An investigation by the Pennsylvania Gaming Control Board (PGCB) into Valley Forge Casino Resort near King of Prussia, Pennsylvania has resulted in the property’s operator, Valley Forge Convention Center Partners, LP, receiving a $50,000 fine for reportedly dispersing excess amounts of free slot play.

Per PGCB regulation regarding free slot play, licensed facilities in the state are required to keep a record of employees who are authorized to issue complimentary services such as free play, in addition to limits on the total amount that are able to be authorized.

In 2015 and 2016, PGCB’s Bureau of Investigations and Enforcement found that free slot play totaling $411,000 had been made by employees who were unauthorized to do so. It also found that the casino resort located just outside the city of Philadelphia said that supervisors had approved many of the 557 transactions that were made but that they were recorded by employees that went beyond their scope of authorization.

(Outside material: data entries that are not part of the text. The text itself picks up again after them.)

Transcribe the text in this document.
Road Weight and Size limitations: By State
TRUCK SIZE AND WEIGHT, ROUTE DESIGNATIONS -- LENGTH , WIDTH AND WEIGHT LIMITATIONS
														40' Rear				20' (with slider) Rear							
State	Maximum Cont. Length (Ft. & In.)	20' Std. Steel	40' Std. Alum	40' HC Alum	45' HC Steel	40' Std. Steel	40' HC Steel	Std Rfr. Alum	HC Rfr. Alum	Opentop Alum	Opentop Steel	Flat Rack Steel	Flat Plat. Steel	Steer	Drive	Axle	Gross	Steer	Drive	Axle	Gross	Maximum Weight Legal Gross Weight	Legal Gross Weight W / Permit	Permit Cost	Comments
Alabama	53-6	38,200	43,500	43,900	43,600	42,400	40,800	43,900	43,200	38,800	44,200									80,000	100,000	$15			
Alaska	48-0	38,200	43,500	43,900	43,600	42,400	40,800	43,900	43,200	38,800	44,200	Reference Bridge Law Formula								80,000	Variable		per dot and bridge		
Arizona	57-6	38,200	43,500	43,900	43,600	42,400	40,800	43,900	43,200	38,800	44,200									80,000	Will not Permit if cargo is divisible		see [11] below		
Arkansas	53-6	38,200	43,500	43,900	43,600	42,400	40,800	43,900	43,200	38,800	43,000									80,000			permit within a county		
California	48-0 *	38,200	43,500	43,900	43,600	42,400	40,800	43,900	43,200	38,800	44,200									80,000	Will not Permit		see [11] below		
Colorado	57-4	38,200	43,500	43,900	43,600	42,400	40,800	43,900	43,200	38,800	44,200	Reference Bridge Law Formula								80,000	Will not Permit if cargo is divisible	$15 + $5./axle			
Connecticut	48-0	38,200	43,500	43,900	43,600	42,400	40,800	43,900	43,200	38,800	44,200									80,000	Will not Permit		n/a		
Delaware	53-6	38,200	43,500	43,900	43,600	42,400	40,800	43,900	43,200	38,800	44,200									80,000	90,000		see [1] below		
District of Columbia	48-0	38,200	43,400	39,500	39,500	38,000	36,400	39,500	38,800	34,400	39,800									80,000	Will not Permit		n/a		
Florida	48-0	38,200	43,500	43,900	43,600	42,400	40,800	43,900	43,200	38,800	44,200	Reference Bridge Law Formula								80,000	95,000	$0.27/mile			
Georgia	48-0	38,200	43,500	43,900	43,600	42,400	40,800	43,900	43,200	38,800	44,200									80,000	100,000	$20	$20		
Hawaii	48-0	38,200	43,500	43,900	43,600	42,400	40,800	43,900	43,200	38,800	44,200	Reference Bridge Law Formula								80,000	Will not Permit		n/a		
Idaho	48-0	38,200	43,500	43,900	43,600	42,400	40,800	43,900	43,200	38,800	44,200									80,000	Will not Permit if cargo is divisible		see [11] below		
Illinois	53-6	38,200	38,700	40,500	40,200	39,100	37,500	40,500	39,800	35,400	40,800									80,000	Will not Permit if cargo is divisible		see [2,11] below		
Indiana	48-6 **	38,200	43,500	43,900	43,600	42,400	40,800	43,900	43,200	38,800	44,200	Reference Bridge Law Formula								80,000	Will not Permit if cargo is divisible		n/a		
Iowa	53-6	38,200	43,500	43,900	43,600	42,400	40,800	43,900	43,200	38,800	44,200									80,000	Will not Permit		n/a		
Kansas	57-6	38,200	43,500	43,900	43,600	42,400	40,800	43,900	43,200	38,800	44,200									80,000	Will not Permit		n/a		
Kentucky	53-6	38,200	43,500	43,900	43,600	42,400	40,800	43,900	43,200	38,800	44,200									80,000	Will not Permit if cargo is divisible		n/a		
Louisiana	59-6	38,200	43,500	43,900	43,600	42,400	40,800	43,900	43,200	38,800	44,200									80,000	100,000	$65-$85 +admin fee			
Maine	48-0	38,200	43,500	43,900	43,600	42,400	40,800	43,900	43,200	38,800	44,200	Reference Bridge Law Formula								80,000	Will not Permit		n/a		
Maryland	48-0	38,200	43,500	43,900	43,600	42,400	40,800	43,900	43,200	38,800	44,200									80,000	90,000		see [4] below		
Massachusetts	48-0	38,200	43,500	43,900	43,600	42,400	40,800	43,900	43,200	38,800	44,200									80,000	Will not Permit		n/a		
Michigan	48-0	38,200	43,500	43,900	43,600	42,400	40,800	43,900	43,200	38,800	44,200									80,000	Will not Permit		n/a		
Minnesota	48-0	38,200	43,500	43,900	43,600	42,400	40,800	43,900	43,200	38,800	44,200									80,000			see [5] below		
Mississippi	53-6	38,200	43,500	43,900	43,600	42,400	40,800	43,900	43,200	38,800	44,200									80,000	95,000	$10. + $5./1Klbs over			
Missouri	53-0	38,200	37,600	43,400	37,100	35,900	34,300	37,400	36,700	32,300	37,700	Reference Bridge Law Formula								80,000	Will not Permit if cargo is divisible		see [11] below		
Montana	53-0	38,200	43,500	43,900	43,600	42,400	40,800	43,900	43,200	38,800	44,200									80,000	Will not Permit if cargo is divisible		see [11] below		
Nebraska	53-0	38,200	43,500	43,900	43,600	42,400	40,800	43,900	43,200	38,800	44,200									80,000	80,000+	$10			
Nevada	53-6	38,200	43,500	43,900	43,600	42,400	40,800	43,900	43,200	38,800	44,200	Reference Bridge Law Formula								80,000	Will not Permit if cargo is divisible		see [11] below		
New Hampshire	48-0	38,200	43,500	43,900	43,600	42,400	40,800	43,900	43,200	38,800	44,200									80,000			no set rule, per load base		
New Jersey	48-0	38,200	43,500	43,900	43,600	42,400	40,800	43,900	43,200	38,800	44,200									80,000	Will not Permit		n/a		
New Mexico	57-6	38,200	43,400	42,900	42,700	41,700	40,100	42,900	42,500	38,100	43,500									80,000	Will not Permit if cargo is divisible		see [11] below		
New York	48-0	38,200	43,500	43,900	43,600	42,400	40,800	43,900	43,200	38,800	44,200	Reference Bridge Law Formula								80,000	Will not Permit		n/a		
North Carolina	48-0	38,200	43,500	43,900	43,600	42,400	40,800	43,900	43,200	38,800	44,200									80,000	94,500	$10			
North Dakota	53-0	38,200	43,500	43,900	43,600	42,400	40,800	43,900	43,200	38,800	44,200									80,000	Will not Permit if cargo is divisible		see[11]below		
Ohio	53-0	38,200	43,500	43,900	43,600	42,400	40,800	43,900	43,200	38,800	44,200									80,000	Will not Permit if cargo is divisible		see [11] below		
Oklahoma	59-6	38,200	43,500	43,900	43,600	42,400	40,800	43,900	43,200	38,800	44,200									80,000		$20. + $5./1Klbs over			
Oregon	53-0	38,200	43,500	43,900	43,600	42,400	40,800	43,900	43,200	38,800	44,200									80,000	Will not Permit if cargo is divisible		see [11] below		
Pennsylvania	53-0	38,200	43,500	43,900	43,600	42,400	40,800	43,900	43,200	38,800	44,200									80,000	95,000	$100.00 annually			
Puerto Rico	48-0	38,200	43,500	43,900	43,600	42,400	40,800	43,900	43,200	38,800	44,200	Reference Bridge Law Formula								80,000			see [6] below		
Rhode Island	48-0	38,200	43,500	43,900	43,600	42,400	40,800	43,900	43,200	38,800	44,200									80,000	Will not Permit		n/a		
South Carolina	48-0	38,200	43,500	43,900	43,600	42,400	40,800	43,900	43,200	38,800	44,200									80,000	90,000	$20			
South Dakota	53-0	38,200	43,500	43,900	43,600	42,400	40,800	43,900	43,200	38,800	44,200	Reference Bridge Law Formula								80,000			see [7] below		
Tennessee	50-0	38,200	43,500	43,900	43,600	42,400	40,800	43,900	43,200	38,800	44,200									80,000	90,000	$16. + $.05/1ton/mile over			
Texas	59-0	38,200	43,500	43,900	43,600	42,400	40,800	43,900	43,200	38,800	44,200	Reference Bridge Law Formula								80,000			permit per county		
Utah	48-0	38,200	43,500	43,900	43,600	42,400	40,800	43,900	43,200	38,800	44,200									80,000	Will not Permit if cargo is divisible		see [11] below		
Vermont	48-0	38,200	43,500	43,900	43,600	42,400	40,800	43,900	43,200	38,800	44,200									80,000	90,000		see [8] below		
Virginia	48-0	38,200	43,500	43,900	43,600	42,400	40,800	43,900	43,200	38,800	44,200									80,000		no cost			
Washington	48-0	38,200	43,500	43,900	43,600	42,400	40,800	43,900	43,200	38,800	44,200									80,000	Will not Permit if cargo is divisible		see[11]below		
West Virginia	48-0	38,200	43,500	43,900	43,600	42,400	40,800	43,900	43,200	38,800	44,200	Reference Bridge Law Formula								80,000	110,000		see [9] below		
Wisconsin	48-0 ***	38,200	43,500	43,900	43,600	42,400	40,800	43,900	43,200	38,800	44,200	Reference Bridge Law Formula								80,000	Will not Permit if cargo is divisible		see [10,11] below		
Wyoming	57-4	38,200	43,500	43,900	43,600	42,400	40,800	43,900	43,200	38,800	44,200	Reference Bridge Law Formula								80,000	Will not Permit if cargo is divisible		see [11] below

The Inquirer reports that the casino communicated that 170 of the venue’s customers received the complimentary play in the over 500 transactions cited by the PGCB, and that the top 20 players received 80% of the money, indicating that they were repeat customers who played at a high volume.

The transactions reportedly amounted to less than 10% of the $5.2 million in complimentary slots play that were awarded by the casino during 2015 and 2016.

The casino’s lawyer, Michael D. Fabius, said, “We have absolute confidence that every one of these free-play transactions was issued to a real customer with a real business reason,” as reported by The Inquirer.

Also fined on Wednesday were three service providers including Nevada-based gaming manufacturer and distributor, American Gaming Systems; Nevada-based provider of slot machines to Pennsylvania casinos, Ditronics Financial Services; and New Jersey-based Certified Gaming Related Service Provider, In Bet Gaming, Inc., and that fines totaling more than $480,000 were approved for the four various violations, according to the PGCB.

Having opened on March 31, 2012, Valley Forge Casino Resort became the 11th casino to operate within Pennsylvania and the first in the state to be granted a Category 3 license by the PGCB. Built for $130 million, Las Vegas-based Boyd Gaming Corporation (BYD:New York) agreed in December 2017 to purchase the Montgomery County venue for $280.5 million. The PGCB approved the acquisition in April this year.